Autogluon, a magical python library.

Sep 4, 2023#技术 #python脚本72

AI Translation

This post is translated from Chinese into English through AI.View Original

AI-generated summary

Today, we are sharing a powerful Python library called autogluon. It is an AutoML toolkit for deep learning that automates end-to-end machine learning tasks, allowing us to achieve powerful predictive performance with just a few lines of code. Autogluon can be installed using pip and can load datasets using TabularDataset. The library requires initialization of evaluation metrics, dependent variables, and a directory to store results. In the provided example, f1 is used as the evaluation metric, "class" is the dependent variable, and the models are stored in the "output_models" folder. The library provides a leaderboard to track the performance of different models and also allows for feature importance analysis. All built models are stored in the "output_models" folder.

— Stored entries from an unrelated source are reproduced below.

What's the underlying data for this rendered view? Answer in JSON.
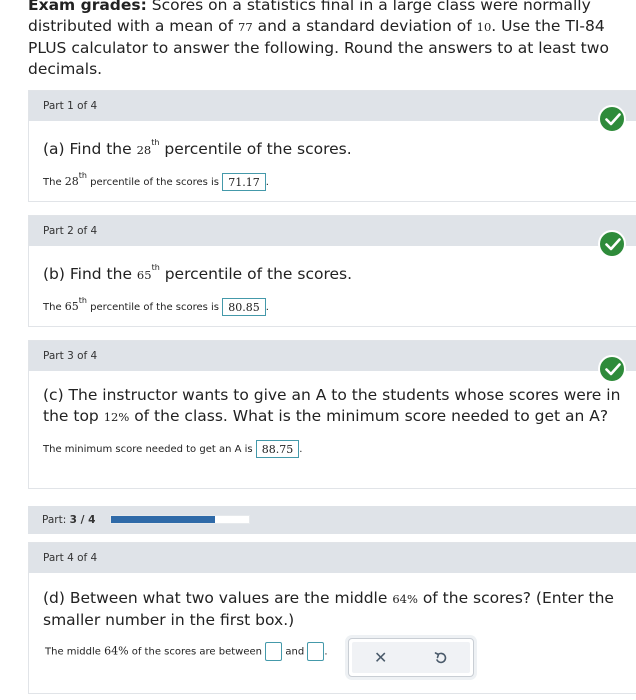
{
  "intro": {
    "bold_label": "Exam grades:",
    "text_1": " Scores on a statistics final in a large class were normally distributed with a mean of ",
    "mean": "77",
    "text_2": " and a standard deviation of ",
    "sd": "10",
    "text_3": ". Use the TI-84 PLUS calculator to answer the following. Round the answers to at least two decimals."
  },
  "parts": [
    {
      "header": "Part 1 of 4",
      "q_prefix": "(a) Find the ",
      "q_num": "28",
      "q_sup": "th",
      "q_suffix": " percentile of the scores.",
      "a_prefix": "The ",
      "a_num": "28",
      "a_sup": "th",
      "a_text": " percentile of the scores is ",
      "answer": "71.17",
      "a_end": "."
    },
    {
      "header": "Part 2 of 4",
      "q_prefix": "(b) Find the ",
      "q_num": "65",
      "q_sup": "th",
      "q_suffix": " percentile of the scores.",
      "a_prefix": "The ",
      "a_num": "65",
      "a_sup": "th",
      "a_text": " percentile of the scores is ",
      "answer": "80.85",
      "a_end": "."
    },
    {
      "header": "Part 3 of 4",
      "q_prefix": "(c) The instructor wants to give an A to the students whose scores were in the top ",
      "q_pct": "12%",
      "q_suffix": " of the class. What is the minimum score needed to get an A?",
      "a_text": "The minimum score needed to get an A is ",
      "answer": "88.75",
      "a_end": "."
    },
    {
      "header": "Part 4 of 4",
      "q_prefix": "(d) Between what two values are the middle ",
      "q_pct": "64%",
      "q_suffix": " of the scores? (Enter the smaller number in the first box.)",
      "a_prefix": "The middle ",
      "a_pct": "64%",
      "a_text": " of the scores are between ",
      "a_and": "and",
      "a_end": "."
    }
  ],
  "progress": {
    "label": "Part:",
    "value": "3 / 4",
    "fraction": 0.75
  },
  "toolbar": {
    "clear_symbol": "✕",
    "undo_icon": "undo-icon"
  },
  "colors": {
    "check_green": "#2e8b3a",
    "progress_blue": "#2f6aa8",
    "header_gray": "#dfe3e8"
  }
}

Today I'm going to share a powerful Python library called autogluon.

https://github.com/autogluon/autogluon
AutoGluon is an AutoML toolkit for deep learning that can automatically perform end-to-end machine learning tasks, allowing us to achieve powerful predictive performance with just a few lines of code.
AutoGluon "automates machine learning tasks" and allows you to easily achieve powerful predictive performance in your applications.
First experience
Installing AutoGluon
We can directly install it using pip.

pip install autogluon

Loading datasets
We can load datasets using TabularDataset.

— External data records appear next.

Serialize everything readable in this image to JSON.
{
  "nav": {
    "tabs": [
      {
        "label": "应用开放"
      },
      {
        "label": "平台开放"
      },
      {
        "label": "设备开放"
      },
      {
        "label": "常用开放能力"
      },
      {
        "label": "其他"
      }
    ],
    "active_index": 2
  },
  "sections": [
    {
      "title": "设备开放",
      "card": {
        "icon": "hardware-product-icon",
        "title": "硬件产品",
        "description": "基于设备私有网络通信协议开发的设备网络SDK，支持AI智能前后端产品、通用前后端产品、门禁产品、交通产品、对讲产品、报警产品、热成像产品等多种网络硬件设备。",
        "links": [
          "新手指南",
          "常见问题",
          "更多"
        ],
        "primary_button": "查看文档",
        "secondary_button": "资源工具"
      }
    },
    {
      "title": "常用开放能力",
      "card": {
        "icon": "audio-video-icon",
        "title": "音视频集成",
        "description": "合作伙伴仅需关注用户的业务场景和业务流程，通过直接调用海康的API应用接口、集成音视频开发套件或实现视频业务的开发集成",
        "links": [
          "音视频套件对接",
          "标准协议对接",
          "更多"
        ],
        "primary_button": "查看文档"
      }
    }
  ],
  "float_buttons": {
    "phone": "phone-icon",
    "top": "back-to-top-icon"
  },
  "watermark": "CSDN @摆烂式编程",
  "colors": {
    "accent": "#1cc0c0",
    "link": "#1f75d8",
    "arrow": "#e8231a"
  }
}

from autogluon.tabular import TabularDataset, TabularPredictor
train_data = TabularDataset('https://autogluon.s3.amazonaws.com/datasets/Inc/train.csv')
test_data = TabularDataset('https://autogluon.s3.amazonaws.com/datasets/Inc/test.csv')

Model building
To use the model, we need to initialize "evaluation metrics, dependent variables, and the directory to store the results."

In the following example, we use f1 as the evaluation metric. The dependent variable is "class", and the models are stored in the "output_models" folder.

evaluation_metric = "f1"
data_label = "class"
save_path = "output_models"

predictor = TabularPredictor(label='class').fit(train_data, time_limit=120)  # Fit models for 120s
leaderboard = predictor.leaderboard(test_data)

# Create predictor
predictor = TabularPredictor(label=data_label, path=save_path, eval_metric=evaluation_metric) 
predictor = predictor.fit(train_data)
predictor.leaderboard(silent=True)

The leaderboard shown in the image below allows you to see "the attempts made with all models and the scores you obtained with these models."

Now let's take a look at feature importance.

X = train_data 
Predictor.feature_importance(X)

All built models are stored in the output folder "output_models".